= Vasile Pop (writer) =

Romanian prose writer

Vasile Pop (June 14, 1875 - 1931) was a Romanian prose writer.

Born in Domnești, Vrancea County, his parents were the farmers Ion Pop and Ecaterina (née Rareș). After attending primary school, he worked as a mechanical laborer. An autodidact, he then became an English and gym teacher at the Constanța Naval Institute. He made his published debut in Munca newspaper in 1890, and headed Evenimentul from 1904 to 1905. His first book was the 1899 Fleacuri. His work appeared in Sămănătorul, Făt-Frumos and Luceafărul, and he sometimes signed as Acadin, Gh. Bradul, V. Fr., Gh. Scytul or Const. Fulger.
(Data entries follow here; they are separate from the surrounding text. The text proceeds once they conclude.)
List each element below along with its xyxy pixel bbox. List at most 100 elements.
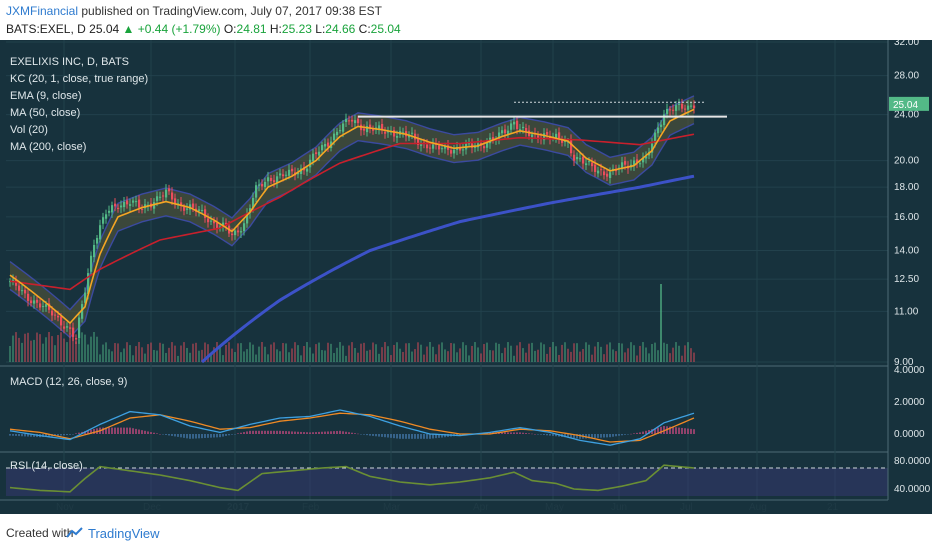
candle-body: [429, 147, 432, 149]
volume-bar: [186, 347, 188, 362]
legend-kc[interactable]: KC (20, 1, close, true range): [10, 73, 149, 85]
legend-macd[interactable]: MACD (12, 26, close, 9): [10, 376, 128, 388]
volume-bar: [9, 346, 11, 362]
candle-body: [453, 149, 456, 154]
volume-bar: [198, 350, 200, 362]
price-tick-label: 16.00: [894, 212, 919, 223]
candle-body: [474, 146, 477, 148]
macd-histogram-bar: [552, 434, 554, 436]
volume-bar: [213, 347, 215, 362]
volume-bar: [609, 342, 611, 362]
close-value: 25.04: [370, 22, 401, 36]
macd-histogram-bar: [240, 432, 242, 434]
macd-histogram-bar: [411, 434, 413, 439]
candle-body: [558, 132, 561, 139]
volume-bar: [267, 354, 269, 362]
macd-histogram-bar: [405, 434, 407, 439]
volume-bar: [462, 342, 464, 362]
macd-histogram-bar: [366, 434, 368, 436]
candle-body: [108, 210, 111, 213]
macd-histogram-bar: [279, 430, 281, 434]
rsi-tick-label: 80.0000: [894, 456, 931, 467]
volume-bar: [357, 352, 359, 362]
legend-ma50[interactable]: MA (50, close): [10, 107, 81, 119]
legend-ma200[interactable]: MA (200, close): [10, 141, 87, 153]
time-tick-label: Aug: [749, 502, 767, 513]
candle-body: [57, 315, 60, 318]
price-chart-svg[interactable]: 32.00 28.00 24.00 20.00 18.00 16.00 14.00 12.50…: [0, 37, 932, 514]
candle-body: [30, 300, 33, 304]
volume-bars: [9, 284, 695, 362]
macd-histogram-bar: [300, 431, 302, 434]
candle-body: [432, 143, 435, 149]
volume-bar: [246, 349, 248, 362]
volume-bar: [672, 347, 674, 362]
moving-averages: [9, 101, 727, 364]
volume-bar: [45, 337, 47, 362]
candle-body: [252, 198, 255, 209]
candle-body: [687, 105, 690, 110]
macd-histogram-bar: [108, 427, 110, 434]
candle-body: [255, 185, 258, 198]
last-price-tag: [889, 96, 929, 111]
macd-histogram-bar: [549, 434, 551, 436]
candle-body: [369, 124, 372, 128]
volume-bar: [129, 345, 131, 362]
volume-bar: [153, 349, 155, 362]
volume-bar: [681, 355, 683, 362]
volume-bar: [306, 342, 308, 362]
author-link[interactable]: JXMFinancial: [6, 4, 79, 18]
legend-rsi[interactable]: RSI (14, close): [10, 460, 83, 472]
volume-bar: [546, 353, 548, 362]
candle-body: [51, 310, 54, 316]
tradingview-brand-link[interactable]: TradingView: [88, 526, 160, 541]
macd-histogram-bar: [276, 430, 278, 434]
legend-vol[interactable]: Vol (20): [10, 124, 48, 136]
volume-bar: [513, 355, 515, 362]
candle-body: [318, 151, 321, 156]
volume-bar: [639, 345, 641, 362]
volume-bar: [438, 344, 440, 362]
macd-histogram-bar: [624, 434, 626, 435]
candle-body: [99, 225, 102, 240]
volume-bar: [162, 343, 164, 362]
volume-bar: [627, 348, 629, 362]
macd-histogram-bar: [423, 434, 425, 439]
candle-body: [378, 125, 381, 129]
candle-body: [234, 230, 237, 236]
volume-bar: [633, 345, 635, 362]
volume-bar: [606, 344, 608, 362]
volume-bar: [654, 342, 656, 362]
candle-body: [168, 188, 171, 192]
candle-body: [141, 209, 144, 211]
rsi-tick-label: 40.0000: [894, 484, 931, 495]
macd-histogram-bar: [180, 434, 182, 438]
macd-histogram-bar: [396, 434, 398, 439]
macd-histogram-bar: [144, 430, 146, 434]
volume-bar: [66, 342, 68, 362]
macd-histogram-bar: [408, 434, 410, 439]
volume-bar: [423, 354, 425, 362]
volume-bar: [390, 355, 392, 362]
candle-body: [669, 109, 672, 111]
time-tick-label: Mar: [383, 502, 401, 513]
volume-bar: [225, 344, 227, 362]
candle-body: [363, 128, 366, 131]
candle-body: [564, 141, 567, 143]
candle-body: [339, 130, 342, 132]
volume-bar: [12, 335, 14, 362]
symbol-label: BATS:EXEL, D: [6, 22, 86, 36]
publish-line: JXMFinancial published on TradingView.co…: [6, 4, 382, 18]
macd-histogram-bar: [159, 434, 161, 435]
candle-body: [570, 139, 573, 154]
candle-body: [261, 184, 264, 187]
volume-bar: [321, 350, 323, 362]
chart-area[interactable]: 32.00 28.00 24.00 20.00 18.00 16.00 14.00 12.50…: [0, 37, 932, 514]
volume-bar: [573, 343, 575, 362]
time-tick-label: 21: [827, 502, 839, 513]
volume-bar: [378, 353, 380, 362]
price-tick-label: 24.00: [894, 110, 919, 121]
up-arrow-icon: ▲: [122, 22, 135, 36]
macd-histogram-bar: [30, 434, 32, 437]
legend-ema[interactable]: EMA (9, close): [10, 90, 82, 102]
He wrote one book of poor-quality poems, Versuri (1900). He authored the prose volumes Din ocna vieții (1902), Râs și plâns (1906), Povești hazlii (1908) and Din viața speluncelor (1923), while his novels included Domnița Viorica (1905), Americana îndrăgostită (1920), Cuceritorul de inimi (1921) and Vândută de propria-i mamă (1922). Sensationalist in character, these were marked by melodramatic endings and a strikingly poor aesthetic taste.